Monday, July 9, 2007

Robben Island

The second morning in Cape Town we left early for Robben Island, where, of course, Nelson Mandela was imprisoned for 27 years.

Each night when the hotel staff turned down the beds, they left behind a little story about some aspect of the country. The night before we went to Robben Island, the booklet was, funnily enough, about Robben Island, a piece by Lawrence G. Green, published posthumously in 1973, but unclear when originally written:

“When human beings live on an island for more than four centuries and then suddenly abandon it, they must leave behind them something more than empty houses, roads and gardens. There remains an atmosphere which hangs heavily over the deserted streets and homes…Robben Island lies across the entrance to Table Bay, five miles from Cape Town—a low island, often covered with fog, the grave of many ships. Five miles, but it might be a different world. In the past it was an island of suffering and exile; an island of desperate men, or dying men. They have dynamited the leper hospitals, but that air of old tragedy clings to the ruins. Even a stranger, knowing nothing of the island’s story, would sense it. If there is a place in the world where restless ghosts prowl round broken walls, it is Robben Island.”

Was there a time in between the leper colonies and the political prisoners? In the ‘40s? This must have been written before the ‘60s when Mandela arrived. There is housing to accommodate 2,000 residents, though only a few hundred live there now. A school educates about 30 kids each year. It must be a strange place to live.

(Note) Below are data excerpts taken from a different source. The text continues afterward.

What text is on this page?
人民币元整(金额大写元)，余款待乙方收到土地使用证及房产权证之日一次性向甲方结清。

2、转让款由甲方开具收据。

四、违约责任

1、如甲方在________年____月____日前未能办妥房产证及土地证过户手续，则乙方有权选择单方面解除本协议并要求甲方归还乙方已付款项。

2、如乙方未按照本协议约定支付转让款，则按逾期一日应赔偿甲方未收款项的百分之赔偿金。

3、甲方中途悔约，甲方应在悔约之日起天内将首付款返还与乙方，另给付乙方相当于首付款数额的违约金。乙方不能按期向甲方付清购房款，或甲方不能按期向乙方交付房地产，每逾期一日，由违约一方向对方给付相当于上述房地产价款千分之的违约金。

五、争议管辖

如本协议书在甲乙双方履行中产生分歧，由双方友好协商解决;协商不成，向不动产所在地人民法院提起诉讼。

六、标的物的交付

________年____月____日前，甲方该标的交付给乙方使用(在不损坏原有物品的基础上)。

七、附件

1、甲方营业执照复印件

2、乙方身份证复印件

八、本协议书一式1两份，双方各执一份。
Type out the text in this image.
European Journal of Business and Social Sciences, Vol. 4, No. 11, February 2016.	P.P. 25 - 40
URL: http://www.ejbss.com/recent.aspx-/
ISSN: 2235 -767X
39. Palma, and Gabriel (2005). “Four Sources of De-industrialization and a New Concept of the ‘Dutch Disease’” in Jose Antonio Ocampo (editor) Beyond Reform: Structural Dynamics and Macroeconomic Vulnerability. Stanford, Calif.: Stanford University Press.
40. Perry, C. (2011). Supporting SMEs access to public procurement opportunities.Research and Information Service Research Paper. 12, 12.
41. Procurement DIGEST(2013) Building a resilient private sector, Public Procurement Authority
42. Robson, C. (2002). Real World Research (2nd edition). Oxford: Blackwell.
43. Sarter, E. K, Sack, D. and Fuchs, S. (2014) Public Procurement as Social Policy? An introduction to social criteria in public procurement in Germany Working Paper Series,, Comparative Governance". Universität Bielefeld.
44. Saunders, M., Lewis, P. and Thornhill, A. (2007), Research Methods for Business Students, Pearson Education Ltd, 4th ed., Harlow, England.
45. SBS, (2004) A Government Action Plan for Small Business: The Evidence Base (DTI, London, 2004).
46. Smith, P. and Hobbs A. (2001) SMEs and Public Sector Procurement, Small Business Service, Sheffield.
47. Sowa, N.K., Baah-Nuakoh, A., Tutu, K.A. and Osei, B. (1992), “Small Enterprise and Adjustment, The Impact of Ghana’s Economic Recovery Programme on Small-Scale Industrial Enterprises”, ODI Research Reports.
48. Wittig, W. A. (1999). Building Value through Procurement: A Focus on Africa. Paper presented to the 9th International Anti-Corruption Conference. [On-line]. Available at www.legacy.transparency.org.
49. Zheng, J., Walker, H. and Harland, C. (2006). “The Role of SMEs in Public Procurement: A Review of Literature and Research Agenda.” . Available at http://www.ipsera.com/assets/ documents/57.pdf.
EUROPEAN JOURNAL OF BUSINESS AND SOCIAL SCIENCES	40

Once you get off the ferry, passengers are ferried onto buses, which take you around part of the island and a tour guide gives a hard-to-understand-because-of-her-accent-and-a-not-so-good-microphone commentary on various points of interest and stops for photo shoots.

Then the bus brings you to the cell blocks where a different tour guide, one who actually spent time as a prisoner on the island, shows you around.

Notice my artistic use of shadow to represent the bars of his imprisonment. Also, you may look at this photo and notice the girl in the background wearing short pants and a short-sleeved shirt and think, wow, it must have been so nice and warm there. While it was a beautiful sunny day, it was not warm. We just happened to be grouped with a crowd of seriously misinformed girls who walked around with goose pimples all morning. The picture below is better because you can see that other people are wearing wool hats.